Putin's Well-Timed Assassination Plot: Leonid Bershidsky
Mass anti-government protests in Moscow are no reason to suspend the venerable traditions of Vladimir Putin's propaganda machine. Ever since he first won the presidency in 2000, Putin has told voters that his job is to lead the “fight for Russia” against enemies, both foreign and domestic. To underscore this immutable message, it is an established custom to foil an attempt on Putin's life not long before the vote.

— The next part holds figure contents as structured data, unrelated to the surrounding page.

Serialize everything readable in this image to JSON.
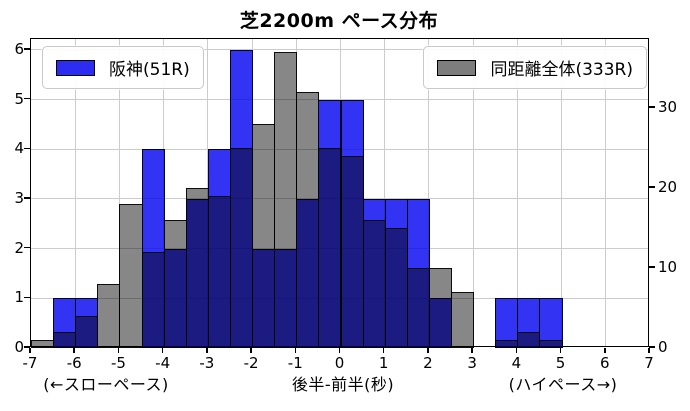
{
  "title": "芝2200m ペース分布",
  "legend": {
    "hanshin_label": "阪神(51R)",
    "all_label": "同距離全体(333R)",
    "hanshin_color": "#2d2df1",
    "all_color": "#7d7d7d"
  },
  "axis_notes": {
    "left": "(←スローペース)",
    "center": "後半-前半(秒)",
    "right": "(ハイペース→)"
  },
  "chart_data": {
    "type": "bar",
    "subtype": "overlaid-histogram",
    "title": "芝2200m ペース分布",
    "xlabel": "後半-前半(秒)",
    "xlabel_left_note": "(←スローペース)",
    "xlabel_right_note": "(ハイペース→)",
    "grid": true,
    "x_range": [
      -7,
      7
    ],
    "bin_width": 0.5,
    "bin_start": -7,
    "x_ticks": [
      -7,
      -6,
      -5,
      -4,
      -3,
      -2,
      -1,
      0,
      1,
      2,
      3,
      4,
      5,
      6,
      7
    ],
    "x_tick_labels": [
      "-7",
      "-6",
      "-5",
      "-4",
      "-3",
      "-2",
      "-1",
      "0",
      "1",
      "2",
      "3",
      "4",
      "5",
      "6",
      "7"
    ],
    "y_left": {
      "label": "",
      "ticks": [
        0,
        1,
        2,
        3,
        4,
        5,
        6
      ],
      "tick_labels": [
        "0",
        "1",
        "2",
        "3",
        "4",
        "5",
        "6"
      ],
      "max": 6.22
    },
    "y_right": {
      "label": "",
      "ticks": [
        0,
        10,
        20,
        30
      ],
      "tick_labels": [
        "0",
        "10",
        "20",
        "30"
      ],
      "max": 38.6
    },
    "series": [
      {
        "name": "阪神(51R)",
        "axis": "left",
        "color_css": "rgba(0,0,240,0.8)",
        "legend_position": "upper-left",
        "values": [
          0,
          1,
          1,
          0,
          0,
          4,
          2,
          3,
          4,
          6,
          2,
          2,
          3,
          5,
          5,
          3,
          3,
          3,
          1,
          0,
          0,
          1,
          1,
          1,
          0,
          0,
          0,
          0
        ],
        "total": 51
      },
      {
        "name": "同距離全体(333R)",
        "axis": "right",
        "color_css": "rgba(0,0,0,0.47)",
        "legend_position": "upper-right",
        "values": [
          1,
          2,
          4,
          8,
          18,
          12,
          16,
          20,
          19,
          25,
          28,
          37,
          32,
          25,
          24,
          16,
          15,
          10,
          10,
          7,
          0,
          1,
          2,
          1,
          0,
          0,
          0,
          0
        ],
        "total": 333
      }
    ]
  }
}
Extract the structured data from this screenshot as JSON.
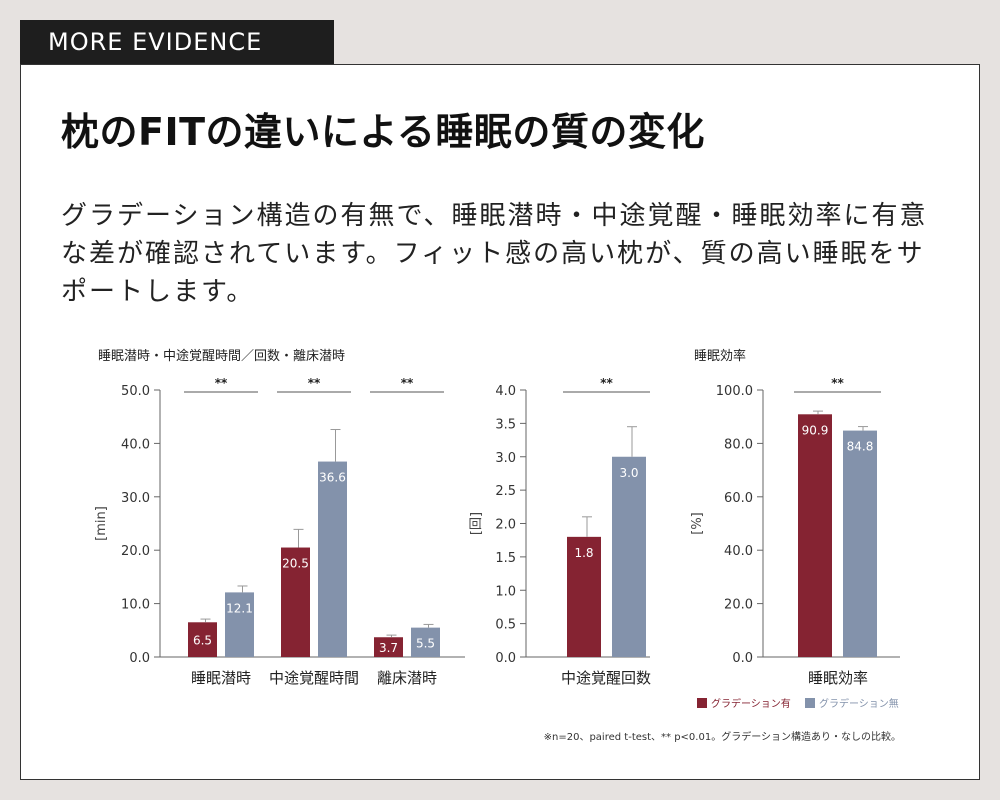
{
  "badge": "MORE EVIDENCE",
  "title": "枕のFITの違いによる睡眠の質の変化",
  "description": "グラデーション構造の有無で、睡眠潜時・中途覚醒・睡眠効率に有意な差が確認されています。フィット感の高い枕が、質の高い睡眠をサポートします。",
  "colors": {
    "with": "#852332",
    "without": "#8392ab"
  },
  "legend": {
    "with": "グラデーション有",
    "without": "グラデーション無"
  },
  "footnote": "※n=20、paired t-test、** p<0.01。グラデーション構造あり・なしの比較。",
  "chart_data": [
    {
      "type": "bar",
      "title": "睡眠潜時・中途覚醒時間／回数・離床潜時",
      "ylabel": "[min]",
      "ylim": [
        0,
        50
      ],
      "yticks": [
        "0.0",
        "10.0",
        "20.0",
        "30.0",
        "40.0",
        "50.0"
      ],
      "categories": [
        "睡眠潜時",
        "中途覚醒時間",
        "離床潜時"
      ],
      "significance": [
        "**",
        "**",
        "**"
      ],
      "series": [
        {
          "name": "グラデーション有",
          "values": [
            6.5,
            20.5,
            3.7
          ],
          "labels": [
            "6.5",
            "20.5",
            "3.7"
          ],
          "errors": [
            0.6,
            3.4,
            0.4
          ]
        },
        {
          "name": "グラデーション無",
          "values": [
            12.1,
            36.6,
            5.5
          ],
          "labels": [
            "12.1",
            "36.6",
            "5.5"
          ],
          "errors": [
            1.2,
            6.0,
            0.6
          ]
        }
      ]
    },
    {
      "type": "bar",
      "title": "",
      "ylabel": "[回]",
      "ylim": [
        0,
        4
      ],
      "yticks": [
        "0.0",
        "0.5",
        "1.0",
        "1.5",
        "2.0",
        "2.5",
        "3.0",
        "3.5",
        "4.0"
      ],
      "categories": [
        "中途覚醒回数"
      ],
      "significance": [
        "**"
      ],
      "series": [
        {
          "name": "グラデーション有",
          "values": [
            1.8
          ],
          "labels": [
            "1.8"
          ],
          "errors": [
            0.3
          ]
        },
        {
          "name": "グラデーション無",
          "values": [
            3.0
          ],
          "labels": [
            "3.0"
          ],
          "errors": [
            0.45
          ]
        }
      ]
    },
    {
      "type": "bar",
      "title": "睡眠効率",
      "ylabel": "[%]",
      "ylim": [
        0,
        100
      ],
      "yticks": [
        "0.0",
        "20.0",
        "40.0",
        "60.0",
        "80.0",
        "100.0"
      ],
      "categories": [
        "睡眠効率"
      ],
      "significance": [
        "**"
      ],
      "series": [
        {
          "name": "グラデーション有",
          "values": [
            90.9
          ],
          "labels": [
            "90.9"
          ],
          "errors": [
            1.2
          ]
        },
        {
          "name": "グラデーション無",
          "values": [
            84.8
          ],
          "labels": [
            "84.8"
          ],
          "errors": [
            1.5
          ]
        }
      ]
    }
  ]
}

In early 2000, when Putin was preparing for his first election as acting president, terrorists were purportedly stopped from assassinating him at the Feb. 24 funeral of former St. Petersburg Mayor Anatoly Sobchak. In 2004, before the second election, the propaganda machine skipped a beat, possibly because the vote was largely uncontested. In 2008, with Putin preparing temporarily to cede power to Dmitry Medvedev, everything was back on track: It was announced that right around the March election, a sharpshooter from Tajikistan, Shakhvelad Osmanov, intended to eliminate both Putin and Medvedev with a shot from an apartment window as they walked past St. Basil's Cathedral to the Kremlin. Later, however, sources within Russian special services linked Osmanov's alleged preparations to a gangland plot unrelated to Putin or politics.